NLP and How Words Create Our World
On the Importance of Language as Representational Information
ORIGINAL ARTICLE IS BELOW THIS PREAMBLE
Article was originally published on November 10, 2019 but seems particularly relevant now with the rapid popularization of ChatGPT and Large Language Models (LLMs) as a category. I have always been fascinated with the concept of language as a representation of the world. The actual idea of a “word” is entirely abstract yet creates a unique mapping of the world. In the language of machine learning, our brains use words to encode a latent space of objects, ideas, experiences, etc. To extend the analogy, when developing these encodings as a child, being exposed to different encodings representing similar or adjacent concepts in this latent space representation (simply put - learning another language) provides a training framework for future transfer learning. Learning that a word is an arbitrary token of any concept and that other tokens can be equally as valid makes any future learning faster (probably across more than just language). This is a good reason to teach languages at a young age.
ORIGINAL ARTICLE
There is a sage maxim of human interactions that has a simple, but very powerful utility:
“The impact of words has very little, if any, correlation to the time it takes to say them”.
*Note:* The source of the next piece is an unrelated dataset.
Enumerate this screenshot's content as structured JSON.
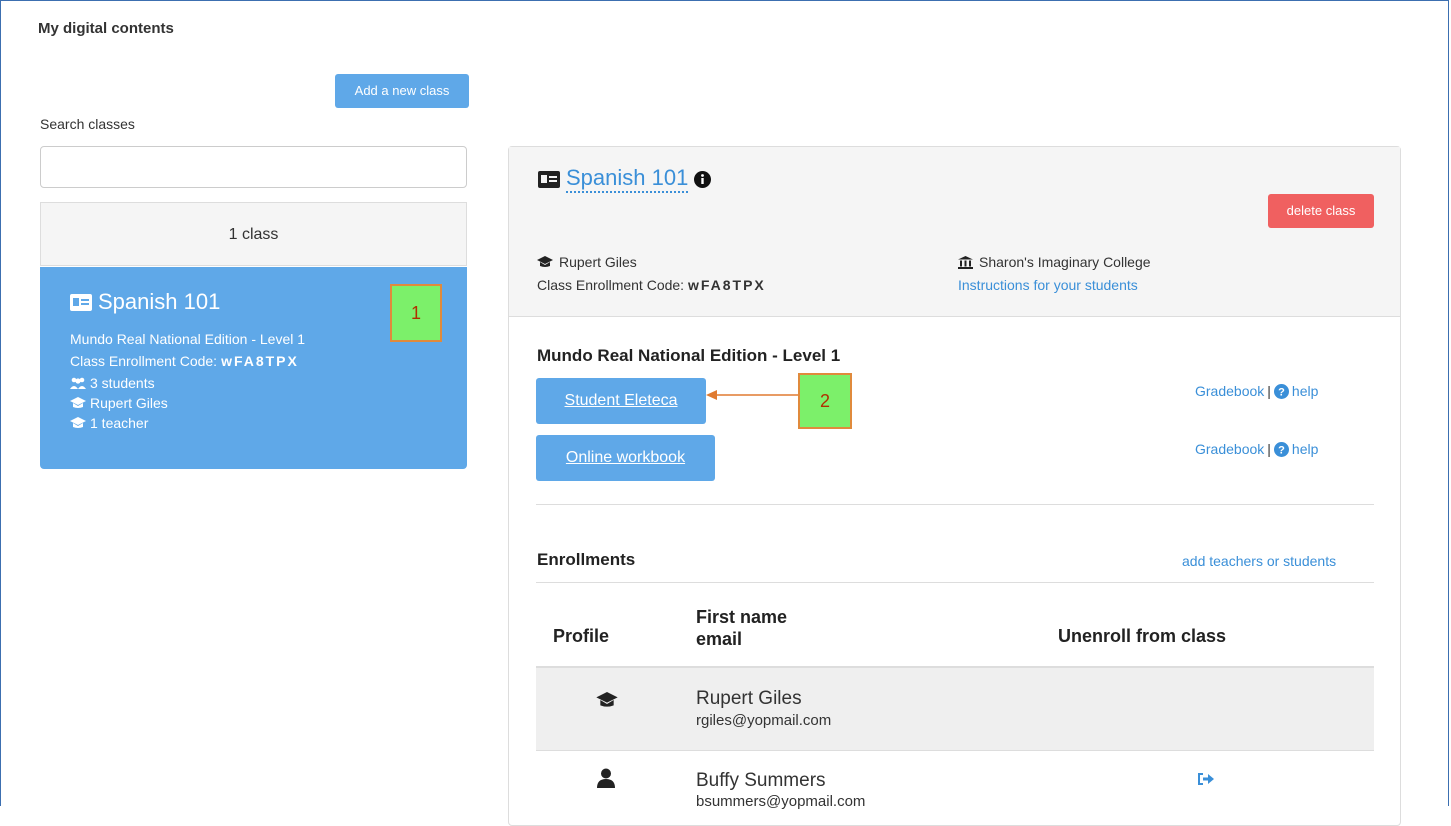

This simple idea, has both a great deal of value in the context of human interactions, but more importantly, has a deeper characteristic on the essence of communication, the function of language and the development of what is defined as one of the seminal characterizations of humanity, or consciousness—namely the facility for abstract and conceptual thought. This all seems a bit audacious to ascribe to the value of a simple “thank you” or other such simple, yet meaningful phrases that are commonly associated with the maxim above, but it is arguably an underestimation of the value of words themselves as distinct entities—which brings to the fore, both the evolution, and devolution of language in modern society, being replaced by images, memes, sound bytes, emojis and other such forms of deconstructionist communication.
It is in this context, that a return to the essence of words is imperative—they are much more than they may appear. Words and their framing, construction, and usage are the architecture upon which our world is built—they are the underlying framework of cognition and our ability to make sense of the world. Words, in any given language, are more than descriptions, more than labels—words are the storehouses of a collective knowledge.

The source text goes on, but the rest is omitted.